You got a guy that’s real squeaky clean. If you’re the crafter, you better stay away because he’s gonna rat you out. And so now I know how that works. That’s interesting. That’s yeah, but

do you realize that even if I can’t get involved in prohibition, and that’s a lot of money was there, right? Really, he could monetize the powers of his office. Still, at the time, there were like numerous private corporations that were in litigation with the federal government over like wartime fraud. There was a lot of fraud during World War Two where companies had overcharged the federal government. And there’s one notorious case where I think a company charged defense contractor charges half a billion dollars, and never delivered a single war plane to the front and in Europe. And these companies were locked in litigation with the government and Doherty realized, hey, if we can come to some sort of settlement in these companies, they might want to help me grease the wheels, and he ultimately was discovered that he accepted bribes to do that.

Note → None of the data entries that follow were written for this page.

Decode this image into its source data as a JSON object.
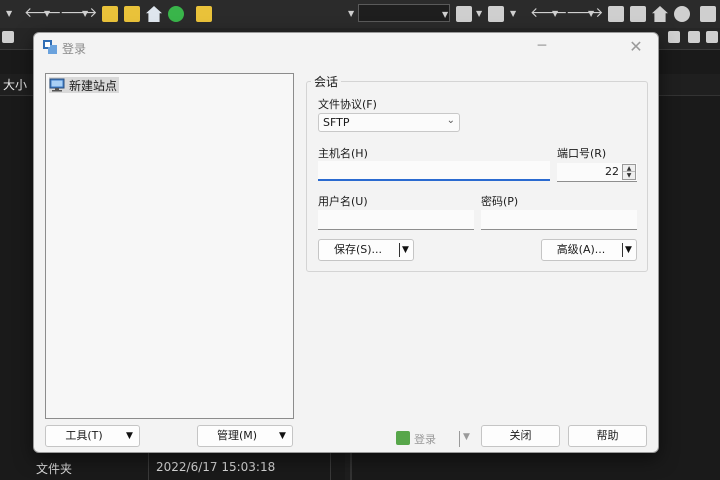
{
  "background": {
    "column_size_label": "大小",
    "row_type": "文件夹",
    "row_date": "2022/6/17  15:03:18"
  },
  "dialog": {
    "title": "登录",
    "minimize_glyph": "─",
    "close_glyph": "✕"
  },
  "site_tree": {
    "items": [
      {
        "label": "新建站点",
        "icon": "computer-icon"
      }
    ]
  },
  "session": {
    "legend": "会话",
    "protocol_label": "文件协议(F)",
    "protocol_value": "SFTP",
    "host_label": "主机名(H)",
    "host_value": "",
    "port_label": "端口号(R)",
    "port_value": "22",
    "user_label": "用户名(U)",
    "user_value": "",
    "password_label": "密码(P)",
    "password_value": "",
    "save_label": "保存(S)...",
    "advanced_label": "高级(A)..."
  },
  "footer": {
    "tools_label": "工具(T)",
    "manage_label": "管理(M)",
    "login_label": "登录",
    "close_label": "关闭",
    "help_label": "帮助"
  },
  "colors": {
    "accent_focus": "#2a6ad0",
    "dialog_bg": "#f3f3f3",
    "background_app": "#1e1e1e"
  }
}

Interesting. Is there any other kind of interesting little stories that you remember out of this book? Without giving away? Yeah, without giving

too much away? I mean, there’s definitely the story of J. Edgar Hoover’s rise. I mean, one of the great ironies of this story is that Burton Wheeler, the senator was trying to clean up the Justice Department, he was trying to prevent it from ever being used as a political weapon again, you know, that didn’t work out all that well. But one of the great ironies is the one of the direct results of his crusade was John Edgar Hoover became the head of the Bureau of Investigation. He actually took over for Billy Burns was sort of put in the role on a probationary basis. This and dirty successor as Attorney General, really upstanding lawyer named Harlan Fiske Stone, who later became Chief Justice of the Supreme Court. Hoover somehow convinced stone Attorney General stone that he was on the side of justice and the rule of law and restraint within FBI and appointed him appointed Hoover director on a permanent basis. Of course, he didn’t know how permanent right I mean, him really hanging in office under I don’t know what a dozen presidents or something

interesting, yeah, Hoover, he was a force to be reckoned with when it came to establishing a bureaucracy, a bureaucratic empire, if you will, and then defended against all attackers for the rest of his life. He was a master at that.

He certainly was he probably picked up a few lessons under Harry Dougherty.

They probably did. Yeah. All right. Well, Nathan masters, I really appreciate you coming on the show the name of the book, I’m gonna have to read this crooked, the roaring 20s tale of a corrupt Attorney General, a crusading senator and the birth of the American political scandal. So you guys, you probably ought to check that book out. It’s an interesting book and gives you a different sort of view of this timeframe during Capone and really the birth of the modern law enforcement and the modern mafia and modern government really, from the turn of the century on the end to World War Two that time between World War One and World War Two was a time of great upheaval and change in everything. So it’s a fascinating story. Thanks a lot, guys for listening. And thanks, Nathan for coming on the show. And don’t forget, I ride motorcycles. And if you’re out there in the car, look out for motorcycles because you don’t see us sometimes. And we have a problem with PTSD. If you’ve been in the service, go to the VA website. There’s a hotline there. We have a problem with drugs or alcohol. Our good friend and former boxer Anthony ruggiano has a hotline and he works in treatment down in Florida. So get on reformed gangsters. and you can get that outline and talk to Anthony ruggiano. So thanks a lot guys. And one last time Nathan, thanks so much for coming on. Thank you, Gary.